Acabo de ler um livro
extraordinário, daqueles que nos envolvem completamente da primeira à última
linha: “Holocausto Brasileiro”, da jornalista Daniela Arbex. Nele, conheci fatos
chocantes, terríveis, que constituíam o cotidiano de um manicômio localizado na
cidade mineira de Barbacena.
O livro surpreende primeiramente
pelo estilo narrativo. A autora, jornalista, optou por não apenas contar o que
pesquisou e presenciou, mas imprime ao texto características de romance,
reproduzindo diálogos e acontecimentos de forma criativa e emocionante (sem,
contudo, distanciar-se da veracidade). Daniela literalmente mergulhou nas
histórias de ex-pacientes do Hospital Colônia ( inaugurado em 1930 e que ainda continua parcialmente ativo) e de seus parentes, dos funcionários e
médicos que passaram pela instituição.
À medida em que folheava as páginas,
ficava ansiosa por saber mais daquelas tristes e verdadeiras histórias. Todos
nós temos uma imagem (comumente nada agradável) do que pode existir em um
manicômio, mas os exemplos citados no livro são surpreendentes. Grande parte
dos rotulados “loucos” eram apenas pessoas indesejáveis: mulheres que os
maridos não queriam mais; meninas que engravidavam e precisavam de um “destino”
anônimo; portadores de epilepsia; crianças apáticas; pessoas que haviam perdido
seus documentos; homossexuais; desajustados... Enfim, todos aqueles que, de
certa forma, incomodavam alguém.
O “tratamento” pelo qual essas
pessoas passavam está bem demonstrado no livro. Nesse ponto fica clara a comparação
ao holocausto dos judeus. A fome, pouco amenizada pela comida servida que mais
parecia lavagem para porcos; o frio, intensificado pela nudez dos internos; a
negação da identidade dos pacientes, que eram “rebatizados”pelos funcionários
com nomes fictícios e privados de sua própria história. E muitas outras
histórias chocantes que tornam a leitura do livro algo que demanda coragem.
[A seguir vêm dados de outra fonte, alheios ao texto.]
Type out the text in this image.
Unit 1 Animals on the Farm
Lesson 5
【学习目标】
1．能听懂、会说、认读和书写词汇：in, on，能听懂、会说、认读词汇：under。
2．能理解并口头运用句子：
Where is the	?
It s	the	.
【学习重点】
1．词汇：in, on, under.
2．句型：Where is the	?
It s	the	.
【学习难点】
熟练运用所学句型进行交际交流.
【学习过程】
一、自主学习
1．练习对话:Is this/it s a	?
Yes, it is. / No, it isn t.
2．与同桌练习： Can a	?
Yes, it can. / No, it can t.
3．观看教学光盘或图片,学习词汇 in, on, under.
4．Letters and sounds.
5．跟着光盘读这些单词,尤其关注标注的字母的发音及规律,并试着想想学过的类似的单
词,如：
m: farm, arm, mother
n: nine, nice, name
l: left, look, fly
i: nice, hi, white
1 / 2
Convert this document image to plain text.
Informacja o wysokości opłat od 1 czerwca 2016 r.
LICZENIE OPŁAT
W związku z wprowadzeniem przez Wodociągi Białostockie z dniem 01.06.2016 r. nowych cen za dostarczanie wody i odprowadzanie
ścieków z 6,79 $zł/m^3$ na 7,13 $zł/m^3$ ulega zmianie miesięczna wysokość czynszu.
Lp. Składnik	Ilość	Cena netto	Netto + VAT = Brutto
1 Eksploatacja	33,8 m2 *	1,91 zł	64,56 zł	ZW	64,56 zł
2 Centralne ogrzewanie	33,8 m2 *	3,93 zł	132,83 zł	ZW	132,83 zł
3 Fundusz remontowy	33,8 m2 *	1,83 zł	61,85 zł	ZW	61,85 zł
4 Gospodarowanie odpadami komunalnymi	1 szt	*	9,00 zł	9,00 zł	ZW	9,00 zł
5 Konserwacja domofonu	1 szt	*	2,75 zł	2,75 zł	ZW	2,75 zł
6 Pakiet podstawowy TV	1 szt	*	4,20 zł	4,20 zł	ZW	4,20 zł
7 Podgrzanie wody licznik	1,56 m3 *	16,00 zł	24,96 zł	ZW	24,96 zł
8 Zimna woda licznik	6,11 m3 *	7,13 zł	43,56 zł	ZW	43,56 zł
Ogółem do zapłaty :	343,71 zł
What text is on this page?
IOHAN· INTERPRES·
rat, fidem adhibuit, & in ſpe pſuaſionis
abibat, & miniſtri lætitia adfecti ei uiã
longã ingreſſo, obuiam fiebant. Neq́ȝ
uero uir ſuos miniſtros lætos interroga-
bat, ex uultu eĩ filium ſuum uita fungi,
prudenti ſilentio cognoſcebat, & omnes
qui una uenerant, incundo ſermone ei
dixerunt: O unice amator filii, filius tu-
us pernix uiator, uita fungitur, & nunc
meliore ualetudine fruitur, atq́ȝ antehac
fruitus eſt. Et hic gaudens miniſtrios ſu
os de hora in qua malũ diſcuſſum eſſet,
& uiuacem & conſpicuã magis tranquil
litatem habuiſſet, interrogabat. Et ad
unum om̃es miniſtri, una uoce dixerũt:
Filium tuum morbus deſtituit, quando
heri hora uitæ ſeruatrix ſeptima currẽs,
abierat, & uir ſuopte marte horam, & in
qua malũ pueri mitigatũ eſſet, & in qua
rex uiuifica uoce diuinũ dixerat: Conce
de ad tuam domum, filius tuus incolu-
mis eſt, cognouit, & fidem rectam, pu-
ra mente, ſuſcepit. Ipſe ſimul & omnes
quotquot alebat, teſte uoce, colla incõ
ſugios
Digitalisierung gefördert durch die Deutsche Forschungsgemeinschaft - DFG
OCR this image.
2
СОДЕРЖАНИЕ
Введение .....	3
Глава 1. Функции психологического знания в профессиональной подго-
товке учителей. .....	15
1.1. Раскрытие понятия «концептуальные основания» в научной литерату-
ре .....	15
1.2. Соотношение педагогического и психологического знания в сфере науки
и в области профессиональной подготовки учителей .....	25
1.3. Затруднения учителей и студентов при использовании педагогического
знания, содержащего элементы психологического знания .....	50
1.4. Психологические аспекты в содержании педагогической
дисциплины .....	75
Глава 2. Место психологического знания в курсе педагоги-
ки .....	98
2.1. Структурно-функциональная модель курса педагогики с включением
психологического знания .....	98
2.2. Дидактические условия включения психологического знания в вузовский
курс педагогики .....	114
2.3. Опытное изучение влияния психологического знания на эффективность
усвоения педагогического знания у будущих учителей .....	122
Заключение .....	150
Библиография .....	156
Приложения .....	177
Mais coragem ainda a autora precisou para escrevê-lo. Deixando um filho de
apenas quatro meses em casa, iniciou a investigação, pesquisando,
entrevistando, buscando informações. Antes de chegar ao livro, produziu uma
série de reportagens sobre o manicômio.
Esse livro merece ser lido por
outro aspecto: a questão da indiferença. O manicômio funcionou durante décadas,
sendo mantido pelo governo, administrado por diversos médicos, contando com a
ajuda da igreja católica, sem que houvesse um questionamento sobre os métodos
desumanos adotados no “tratamento” dos internos. A situação se perpetuou devido
à omissão daqueles que poderiam ter dado um basta ao inferno
institucionalizado. Alguns tentaram fazer isso, mas, é claro, sofreram ameaças,
retaliações e foram demitidos. A autora demonstra que, paralelamente à
indiferença da maioria das pessoas que administraram e trabalharam no local,
havia exceções. Uma funcionária comprava leite em pó utilizando seu próprio
salário e distribuía em segredo às crianças famintas. Outras, anos mais tarde,
com o movimento para o fechamento dos manicômios e transição para formas
diferentes de atendimento, optaram por morar junto aos “doidos”, nas
residências terapêuticas. Na fala dessas pessoas, que não conseguiram ficar indiferentes
à dor, à solidão e ao sofrimento alheios, uma constatação: os ditos anormais
são capazes de oferecer mais carinho, solidariedade e respeito do que muitos de
nós considerados normais.
Que contribuição um livro como esse
pode trazer para nossas vidinhas confortáveis e bem ajustadas? Por que ler
sobre algo que parece estar superado, que ficou no passado? Porque a mensagem
que fica é a de que nossa indiferença frente ao sofrimento e dor alheios pode
nos transformar em monstros, provocar ou manter tragédias, injustiças e
humilhações que deveriam ser evitadas. Enfim, uma leitura que provoca arrepios
na alma, por abordar o que o ser humano tem de pior, mas também por
lembrar-nos o que podemos ter de melhor.